EDIT: While waiting for my post to be approved I made the parameters much lower (110 & 110) and now 99.99% of my reads are passing filter. This feels like maybe I swung too far the other direction. I'd appreciate any advice on setting these truncation lengths
Hi all, I'm super new to QIIME and testing out merging reads on a single sample (18S V9 sequences, average 167bp in length after adapter trimming in fastp. Reads are paired end 2x300bp) Here is my code:
Thanks for passing these on. First off, it looks like you're in good shape now with your current parameter settings so I recommend using those to process all of the samples in that run (rather than just the single sample you used for testing). A couple of other thoughts:
I think your trim parameters might be unnecessary as it looks like you have very high quality base calls at the beginning of your sequences. And you mentioned trimming adapters prior to running DADA2, so I'm guessing that's not an attempt to remove adapters/primers? If you are doing that to remove primers, I recommend using qiime cutadapt trim-paired instead as it's better targeted to adapter/primer removal.
I'm surprised that you were losing so many reads due to the filter in your first attempt. The quality seems a little low when you get out to 190 bases, but nothing that I would be very concerned about yet. Generally I tend to look for where the median quality crosses some threshold, such as Q30 or Q25, but there are not hard-and-fast rules for where trimming / truncating should be performed. Have you tried intermediate values for those parameters as well to see what the longest you can go is without seeing a big drop in the number of reads that are retained?

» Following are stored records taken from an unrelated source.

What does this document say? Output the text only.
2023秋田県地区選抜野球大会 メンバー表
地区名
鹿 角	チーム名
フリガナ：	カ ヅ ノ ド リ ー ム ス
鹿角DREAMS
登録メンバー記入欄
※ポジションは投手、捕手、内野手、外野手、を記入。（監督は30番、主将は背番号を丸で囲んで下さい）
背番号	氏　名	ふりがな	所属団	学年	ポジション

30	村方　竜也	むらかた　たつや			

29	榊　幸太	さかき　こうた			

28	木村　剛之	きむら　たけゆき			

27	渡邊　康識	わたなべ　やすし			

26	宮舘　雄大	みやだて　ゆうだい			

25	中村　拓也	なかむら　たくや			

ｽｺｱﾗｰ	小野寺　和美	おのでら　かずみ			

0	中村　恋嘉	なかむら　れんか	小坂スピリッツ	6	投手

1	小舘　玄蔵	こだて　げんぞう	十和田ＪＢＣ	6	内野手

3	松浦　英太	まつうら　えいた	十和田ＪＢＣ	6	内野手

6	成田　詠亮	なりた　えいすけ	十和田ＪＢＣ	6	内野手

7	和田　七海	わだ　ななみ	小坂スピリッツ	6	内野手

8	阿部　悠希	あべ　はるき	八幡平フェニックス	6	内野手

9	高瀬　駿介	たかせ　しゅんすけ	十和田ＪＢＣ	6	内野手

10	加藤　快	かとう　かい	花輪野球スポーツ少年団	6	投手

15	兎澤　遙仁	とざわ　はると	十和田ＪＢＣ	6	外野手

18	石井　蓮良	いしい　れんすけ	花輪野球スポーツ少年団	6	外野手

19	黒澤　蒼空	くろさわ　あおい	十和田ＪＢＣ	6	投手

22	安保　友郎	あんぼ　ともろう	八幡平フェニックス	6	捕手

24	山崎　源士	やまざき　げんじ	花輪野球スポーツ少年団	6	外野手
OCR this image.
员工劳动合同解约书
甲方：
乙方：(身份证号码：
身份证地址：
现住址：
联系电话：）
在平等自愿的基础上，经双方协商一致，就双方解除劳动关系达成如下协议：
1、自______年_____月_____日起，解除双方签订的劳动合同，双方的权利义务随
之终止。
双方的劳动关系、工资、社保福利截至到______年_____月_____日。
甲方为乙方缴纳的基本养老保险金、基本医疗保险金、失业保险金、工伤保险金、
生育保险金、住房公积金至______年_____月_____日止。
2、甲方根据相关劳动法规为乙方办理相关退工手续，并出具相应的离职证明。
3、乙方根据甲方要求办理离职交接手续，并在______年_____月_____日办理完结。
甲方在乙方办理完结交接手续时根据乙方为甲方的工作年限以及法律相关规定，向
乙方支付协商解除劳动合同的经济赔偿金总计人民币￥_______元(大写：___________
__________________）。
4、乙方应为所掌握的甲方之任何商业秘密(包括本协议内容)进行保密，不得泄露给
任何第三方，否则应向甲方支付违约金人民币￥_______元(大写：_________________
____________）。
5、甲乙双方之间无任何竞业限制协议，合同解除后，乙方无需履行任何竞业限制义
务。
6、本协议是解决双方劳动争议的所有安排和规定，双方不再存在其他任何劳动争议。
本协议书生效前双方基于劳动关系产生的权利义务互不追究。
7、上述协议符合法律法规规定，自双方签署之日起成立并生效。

Since most of your reads are now passing the filter and are being merged, it probably doesn't matter a whole lot whether you set a higher value than 110 for the truncation length. When joining paired end reads, you mostly need the read length to be able to join the read pairs. If you can avoid the trimming however, that might give you slightly longer sequences, which may be slightly more informative when you do taxonomic assignment.
Thanks Greg, your insight is appreciated! I'll try running all my samples and testing some intermediate values.
Also, yes the trimming parameters were for primers, I believe fastp only removed the adapters. I'll use the command you suggested instead.